Scientific classification
- Kingdom: Animalia
- Phylum: Mollusca
- Class: Gastropoda
- Subclass: Caenogastropoda
- Order: Littorinimorpha
- Family: Littorinidae
- Genus: Littorina
- Species: L. scutulata
- Binomial name: Littorina scutulata Gould, 1849
- Synonyms: Littorina lepida Gould, 1849

= Littorina scutulata =

- Authority: Gould, 1849
- Synonyms: Littorina lepida Gould, 1849

Species of mollusc

Littorina scutulata, the checkered periwinkle, is a species of sea snail, a marine gastropod mollusk in the family Littorinidae, the winkles or periwinkles.

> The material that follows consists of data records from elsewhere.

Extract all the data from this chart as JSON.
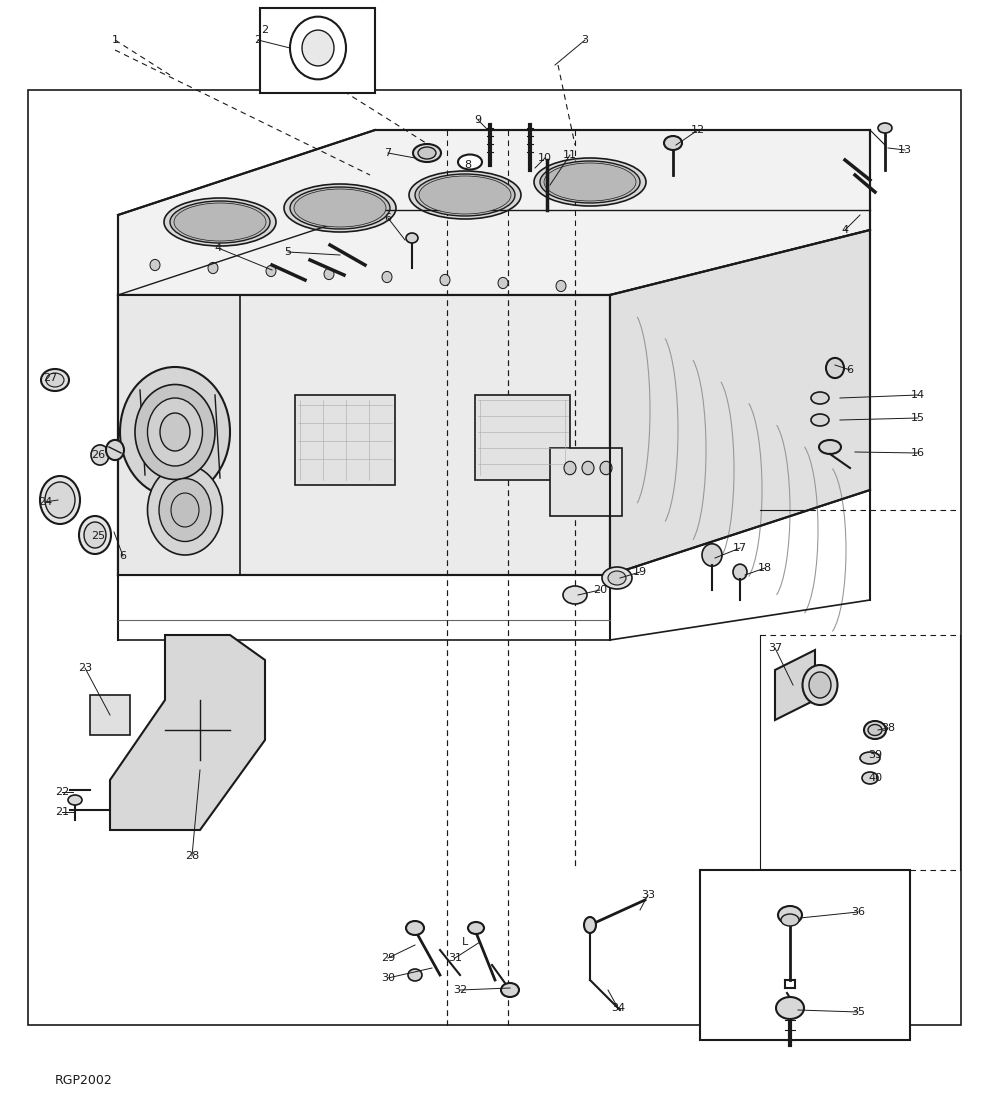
{
  "bg_color": "#ffffff",
  "fg_color": "#1a1a1a",
  "fig_width": 9.88,
  "fig_height": 11.06,
  "dpi": 100,
  "diagram_label": "RGP2002"
}
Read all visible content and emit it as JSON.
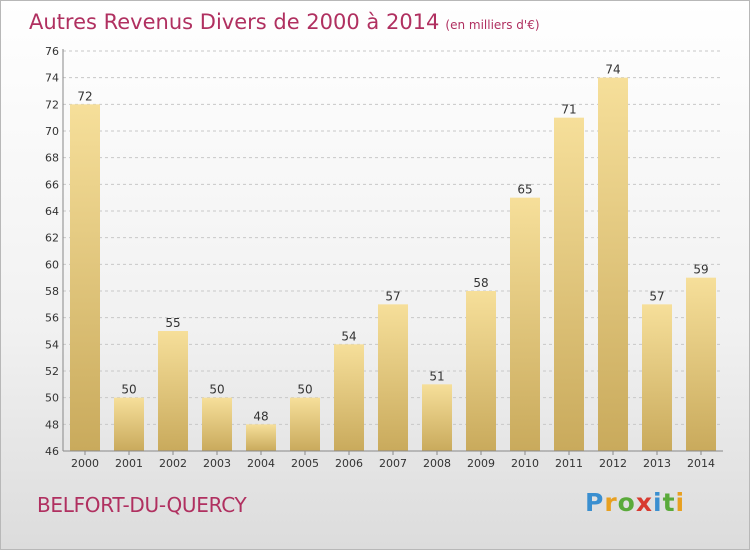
{
  "header": {
    "title": "Autres Revenus Divers de 2000 à 2014",
    "unit": "(en milliers d'€)"
  },
  "footer": {
    "city": "BELFORT-DU-QUERCY",
    "logo_letters": [
      "P",
      "r",
      "o",
      "x",
      "i",
      "t",
      "i"
    ],
    "logo_colors": [
      "#3a8fd0",
      "#e8a020",
      "#5aaa3a",
      "#d83a30",
      "#3a8fd0",
      "#5aaa3a",
      "#e8a020"
    ]
  },
  "colors": {
    "title": "#b03060",
    "bar_light": "#f6df9a",
    "bar_dark": "#c9aa5c",
    "grid": "#c8c8c8",
    "text": "#333333"
  },
  "chart_data": {
    "type": "bar",
    "categories": [
      "2000",
      "2001",
      "2002",
      "2003",
      "2004",
      "2005",
      "2006",
      "2007",
      "2008",
      "2009",
      "2010",
      "2011",
      "2012",
      "2013",
      "2014"
    ],
    "values": [
      72,
      50,
      55,
      50,
      48,
      50,
      54,
      57,
      51,
      58,
      65,
      71,
      74,
      57,
      59
    ],
    "ylim": [
      46,
      76
    ],
    "yticks": [
      46,
      48,
      50,
      52,
      54,
      56,
      58,
      60,
      62,
      64,
      66,
      68,
      70,
      72,
      74,
      76
    ],
    "grid": true,
    "title": "Autres Revenus Divers de 2000 à 2014",
    "xlabel": "",
    "ylabel": ""
  }
}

This species lives lower on rocks than does L. keenae, and migrates up and down rocks with the tide. It crawls out of tidepools at night. Often, it hides at low tide in cracks or barnacle shells. The waves on both sides of the foot are out of phase with one another (ditaxic). It feeds mainly on diatom films, microscopic algae, lichens, etc., and will also feed on Pelvetia, Ulva, and other larger algae. L. scutulata breeds in all seasons except summer. Eggs are laid underwater, individually packaged in flattened capsules within a sausage-shaped gelatinous mass coiled in a spiral and holding over 2000 eggs. Its eye anatomy is similar to that of the land snail Helix aspera. In Oregon, over 10% of individuals harbor parasitic flukes. Leptasterias hexactis feeds on this snail. It is distributed from Kodiak Island, Alaska, to Bahia de Tortuga, Baja California.

In 2015, an unusual case of L. scutulata being found inside the human body occurred in San Pedro, Los Angeles, when an immature specimen was found inside the knee joint of an eleven year-old boy who had recently fallen and injured his knee on a rock while exploring a tide pool. The force of the impact with the rock drove the snail into the patient’s skin, and it was able to survive despite the formation of an abscess by the immune system around it.